Приключение выводит героев на эти улицы, как солнце в капле воды, отражающие то, чем живет страна. Ее насущными заботами проникнуты речи комиссара Полевого, мечтания главного героя повести Миши Полякова, все происшествия, в которых действуют он и его друзья; заботы эти взывают с плакатов: «Смерть наемникам Антанты!», «Все на борьбу с беспризорностью!», «Помоги голодающим Поволжья!».

Сама книга Рыбакова — как бы плакат того времени, написанный густой краской, крупно и наглядно.

И время тех дней сцеплено с прошлым; звено же цепи — кортик, выкованный оружейником XVIII века и скрывающий тайну линкора «Императрица Мария», потопленного в первую мировую войну.

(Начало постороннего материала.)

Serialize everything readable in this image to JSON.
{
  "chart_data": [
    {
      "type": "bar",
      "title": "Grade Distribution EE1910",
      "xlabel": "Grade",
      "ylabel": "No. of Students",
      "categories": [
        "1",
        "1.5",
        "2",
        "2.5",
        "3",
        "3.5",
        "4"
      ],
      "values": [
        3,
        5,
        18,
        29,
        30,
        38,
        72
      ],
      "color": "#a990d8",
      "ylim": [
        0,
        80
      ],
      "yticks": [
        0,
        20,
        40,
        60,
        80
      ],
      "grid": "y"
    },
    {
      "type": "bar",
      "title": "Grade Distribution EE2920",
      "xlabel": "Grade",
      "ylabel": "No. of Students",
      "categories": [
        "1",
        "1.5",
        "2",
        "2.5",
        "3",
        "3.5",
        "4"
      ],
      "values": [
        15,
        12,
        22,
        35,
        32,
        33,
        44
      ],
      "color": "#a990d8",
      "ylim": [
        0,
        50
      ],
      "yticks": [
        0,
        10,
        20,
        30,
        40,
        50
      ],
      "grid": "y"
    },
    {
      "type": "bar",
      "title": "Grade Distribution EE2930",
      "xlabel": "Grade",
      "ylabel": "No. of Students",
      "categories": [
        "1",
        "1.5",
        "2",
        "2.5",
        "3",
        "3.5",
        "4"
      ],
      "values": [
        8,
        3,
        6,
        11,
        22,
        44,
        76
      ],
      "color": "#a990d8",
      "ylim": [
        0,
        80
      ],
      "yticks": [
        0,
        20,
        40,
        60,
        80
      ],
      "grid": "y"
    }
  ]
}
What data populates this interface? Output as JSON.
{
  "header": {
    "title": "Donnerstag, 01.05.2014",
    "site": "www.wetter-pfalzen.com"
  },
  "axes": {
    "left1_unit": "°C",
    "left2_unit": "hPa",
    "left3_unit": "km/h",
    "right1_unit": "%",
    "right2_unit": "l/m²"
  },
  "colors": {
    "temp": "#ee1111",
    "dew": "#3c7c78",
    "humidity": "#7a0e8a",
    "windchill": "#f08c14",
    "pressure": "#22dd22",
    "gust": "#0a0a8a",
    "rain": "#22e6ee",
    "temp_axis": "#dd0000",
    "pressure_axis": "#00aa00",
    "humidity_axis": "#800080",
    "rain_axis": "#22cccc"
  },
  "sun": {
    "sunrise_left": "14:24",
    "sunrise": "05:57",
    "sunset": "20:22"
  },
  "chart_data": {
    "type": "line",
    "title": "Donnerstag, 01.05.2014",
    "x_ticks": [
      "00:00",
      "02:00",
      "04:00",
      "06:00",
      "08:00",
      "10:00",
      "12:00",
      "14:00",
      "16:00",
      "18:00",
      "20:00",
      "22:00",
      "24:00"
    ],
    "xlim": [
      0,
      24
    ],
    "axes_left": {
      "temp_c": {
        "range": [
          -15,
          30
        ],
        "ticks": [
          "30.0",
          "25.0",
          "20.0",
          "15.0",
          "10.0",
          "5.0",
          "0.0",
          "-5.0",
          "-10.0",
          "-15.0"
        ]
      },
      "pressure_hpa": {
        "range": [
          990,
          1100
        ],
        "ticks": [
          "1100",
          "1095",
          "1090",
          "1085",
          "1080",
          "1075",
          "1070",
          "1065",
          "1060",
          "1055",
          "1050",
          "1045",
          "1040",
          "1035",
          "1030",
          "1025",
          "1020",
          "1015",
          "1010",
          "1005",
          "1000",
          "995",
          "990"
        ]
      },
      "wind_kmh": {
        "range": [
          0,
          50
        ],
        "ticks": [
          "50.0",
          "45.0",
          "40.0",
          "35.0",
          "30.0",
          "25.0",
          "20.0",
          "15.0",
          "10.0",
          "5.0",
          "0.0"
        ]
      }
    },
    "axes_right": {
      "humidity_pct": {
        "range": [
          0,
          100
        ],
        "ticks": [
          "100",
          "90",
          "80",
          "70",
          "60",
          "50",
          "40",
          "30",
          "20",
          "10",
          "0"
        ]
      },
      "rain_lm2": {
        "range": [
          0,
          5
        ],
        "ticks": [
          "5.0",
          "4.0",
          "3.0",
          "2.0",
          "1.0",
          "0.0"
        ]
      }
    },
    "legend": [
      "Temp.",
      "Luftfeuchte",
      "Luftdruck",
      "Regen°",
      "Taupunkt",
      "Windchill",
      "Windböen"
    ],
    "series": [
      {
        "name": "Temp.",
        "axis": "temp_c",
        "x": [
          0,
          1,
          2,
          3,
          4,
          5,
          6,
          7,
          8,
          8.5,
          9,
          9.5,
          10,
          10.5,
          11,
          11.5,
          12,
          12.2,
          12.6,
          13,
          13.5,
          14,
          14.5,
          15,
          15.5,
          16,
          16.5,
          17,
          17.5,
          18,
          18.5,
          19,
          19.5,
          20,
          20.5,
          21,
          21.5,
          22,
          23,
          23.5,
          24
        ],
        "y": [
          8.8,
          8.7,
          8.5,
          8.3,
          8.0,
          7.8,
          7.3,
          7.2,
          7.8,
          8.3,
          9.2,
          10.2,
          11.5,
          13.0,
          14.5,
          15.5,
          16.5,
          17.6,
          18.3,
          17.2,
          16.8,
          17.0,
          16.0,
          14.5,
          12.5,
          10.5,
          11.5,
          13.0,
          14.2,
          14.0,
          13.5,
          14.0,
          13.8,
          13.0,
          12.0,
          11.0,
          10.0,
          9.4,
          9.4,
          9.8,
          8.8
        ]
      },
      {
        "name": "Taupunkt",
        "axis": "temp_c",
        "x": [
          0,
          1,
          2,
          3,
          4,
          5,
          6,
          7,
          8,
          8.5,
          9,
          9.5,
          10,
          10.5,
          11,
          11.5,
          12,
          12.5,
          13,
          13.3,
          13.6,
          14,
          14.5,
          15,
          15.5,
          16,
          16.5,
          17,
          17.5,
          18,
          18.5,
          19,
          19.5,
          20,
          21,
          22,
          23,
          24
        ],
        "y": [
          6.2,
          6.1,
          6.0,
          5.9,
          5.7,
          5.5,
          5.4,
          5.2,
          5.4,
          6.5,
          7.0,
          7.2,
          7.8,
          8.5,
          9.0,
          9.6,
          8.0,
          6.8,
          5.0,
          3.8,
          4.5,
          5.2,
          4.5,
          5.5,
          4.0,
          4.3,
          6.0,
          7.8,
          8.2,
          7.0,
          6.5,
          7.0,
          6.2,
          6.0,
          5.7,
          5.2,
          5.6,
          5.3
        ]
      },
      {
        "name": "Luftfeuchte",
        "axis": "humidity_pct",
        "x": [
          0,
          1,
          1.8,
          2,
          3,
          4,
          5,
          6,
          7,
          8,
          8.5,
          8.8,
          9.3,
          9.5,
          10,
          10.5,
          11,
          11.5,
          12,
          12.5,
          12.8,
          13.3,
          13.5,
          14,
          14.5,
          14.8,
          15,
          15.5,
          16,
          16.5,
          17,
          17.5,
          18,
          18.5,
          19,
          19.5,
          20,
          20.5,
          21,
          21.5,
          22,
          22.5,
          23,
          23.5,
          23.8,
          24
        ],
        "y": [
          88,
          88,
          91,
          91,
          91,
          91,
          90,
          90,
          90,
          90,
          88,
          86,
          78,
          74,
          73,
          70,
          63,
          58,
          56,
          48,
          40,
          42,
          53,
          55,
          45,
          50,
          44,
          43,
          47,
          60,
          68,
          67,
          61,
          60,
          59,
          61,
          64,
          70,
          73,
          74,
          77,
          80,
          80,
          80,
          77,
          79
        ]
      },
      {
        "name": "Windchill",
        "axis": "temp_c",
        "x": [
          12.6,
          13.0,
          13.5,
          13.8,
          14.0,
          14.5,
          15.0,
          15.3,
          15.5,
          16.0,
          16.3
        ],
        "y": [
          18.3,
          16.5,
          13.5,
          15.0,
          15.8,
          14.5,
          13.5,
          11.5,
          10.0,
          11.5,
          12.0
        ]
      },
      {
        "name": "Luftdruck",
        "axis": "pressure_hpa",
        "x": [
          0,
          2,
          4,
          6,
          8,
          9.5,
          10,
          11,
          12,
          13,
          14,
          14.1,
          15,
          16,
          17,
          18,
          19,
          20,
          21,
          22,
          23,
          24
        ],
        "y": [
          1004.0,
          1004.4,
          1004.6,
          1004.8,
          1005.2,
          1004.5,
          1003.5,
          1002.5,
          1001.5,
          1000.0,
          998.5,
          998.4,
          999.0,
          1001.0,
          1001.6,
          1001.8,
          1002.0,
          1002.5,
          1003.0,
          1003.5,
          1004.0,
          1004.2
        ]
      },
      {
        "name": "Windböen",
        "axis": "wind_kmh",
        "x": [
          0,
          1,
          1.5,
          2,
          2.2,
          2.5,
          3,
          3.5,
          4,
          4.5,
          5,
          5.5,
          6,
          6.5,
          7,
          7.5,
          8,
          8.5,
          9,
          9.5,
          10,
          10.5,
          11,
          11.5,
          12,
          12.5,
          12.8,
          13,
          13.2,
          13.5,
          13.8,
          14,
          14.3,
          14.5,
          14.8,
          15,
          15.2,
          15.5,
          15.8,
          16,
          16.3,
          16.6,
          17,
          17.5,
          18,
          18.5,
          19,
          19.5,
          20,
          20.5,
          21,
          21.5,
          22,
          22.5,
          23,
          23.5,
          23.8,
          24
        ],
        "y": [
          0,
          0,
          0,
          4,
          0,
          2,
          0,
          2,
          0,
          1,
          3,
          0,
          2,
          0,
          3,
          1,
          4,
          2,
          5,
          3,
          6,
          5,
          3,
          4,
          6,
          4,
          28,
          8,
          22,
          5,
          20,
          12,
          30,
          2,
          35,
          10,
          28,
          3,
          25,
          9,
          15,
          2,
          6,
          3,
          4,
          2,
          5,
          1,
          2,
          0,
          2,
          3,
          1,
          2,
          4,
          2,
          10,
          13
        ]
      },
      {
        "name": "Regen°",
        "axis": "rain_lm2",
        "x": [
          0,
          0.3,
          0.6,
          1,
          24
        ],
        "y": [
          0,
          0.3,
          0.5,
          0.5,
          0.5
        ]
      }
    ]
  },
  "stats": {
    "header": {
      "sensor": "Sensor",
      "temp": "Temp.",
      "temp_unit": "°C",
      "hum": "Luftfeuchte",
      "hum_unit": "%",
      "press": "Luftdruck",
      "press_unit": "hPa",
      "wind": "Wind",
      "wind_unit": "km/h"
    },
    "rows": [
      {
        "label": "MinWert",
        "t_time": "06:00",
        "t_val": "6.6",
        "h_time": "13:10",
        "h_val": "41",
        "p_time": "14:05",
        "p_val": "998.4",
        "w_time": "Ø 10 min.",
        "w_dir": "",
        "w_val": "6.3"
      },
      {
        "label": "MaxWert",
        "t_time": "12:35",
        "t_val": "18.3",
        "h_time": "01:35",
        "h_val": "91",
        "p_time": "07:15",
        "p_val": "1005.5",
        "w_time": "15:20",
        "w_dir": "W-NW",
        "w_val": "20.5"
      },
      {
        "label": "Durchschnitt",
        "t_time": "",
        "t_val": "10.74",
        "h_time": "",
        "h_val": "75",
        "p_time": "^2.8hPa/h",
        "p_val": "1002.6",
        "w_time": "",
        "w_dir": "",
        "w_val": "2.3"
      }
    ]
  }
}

Связь прошлого с настоящим в «Кортике» активная, и разгадка тайны, кроме радости долгожданного открытия, приносит и реальную пользу молодому государству.

Так окончательно смыкаются две линии: реалистическая — о жизни Миши и его товарищей, приключенческая — тайна кортика.

Реалистическое руководит приключенческим, а приключенческое прорастает в реалистическое, диктуя соблюдение правил, в которые обязательно входит четкое разделение героев: враги мрачны, замкнуты, зловещи, друзья веселы и добры. Только темной краской нарисован белогвардеец Никитский, его немигающий, колючий взгляд из-под черного чуба, и только белой — комиссар Полевой, его добродушие и лукавая бесшабашность бывалого солдата.

В критике уже было проведено интересное наблюдение над тем, как счастливо совпали в повести Рыбакова условия приключенческого сюжета и идеалы времени, воплощенные в наивном детском восприятии.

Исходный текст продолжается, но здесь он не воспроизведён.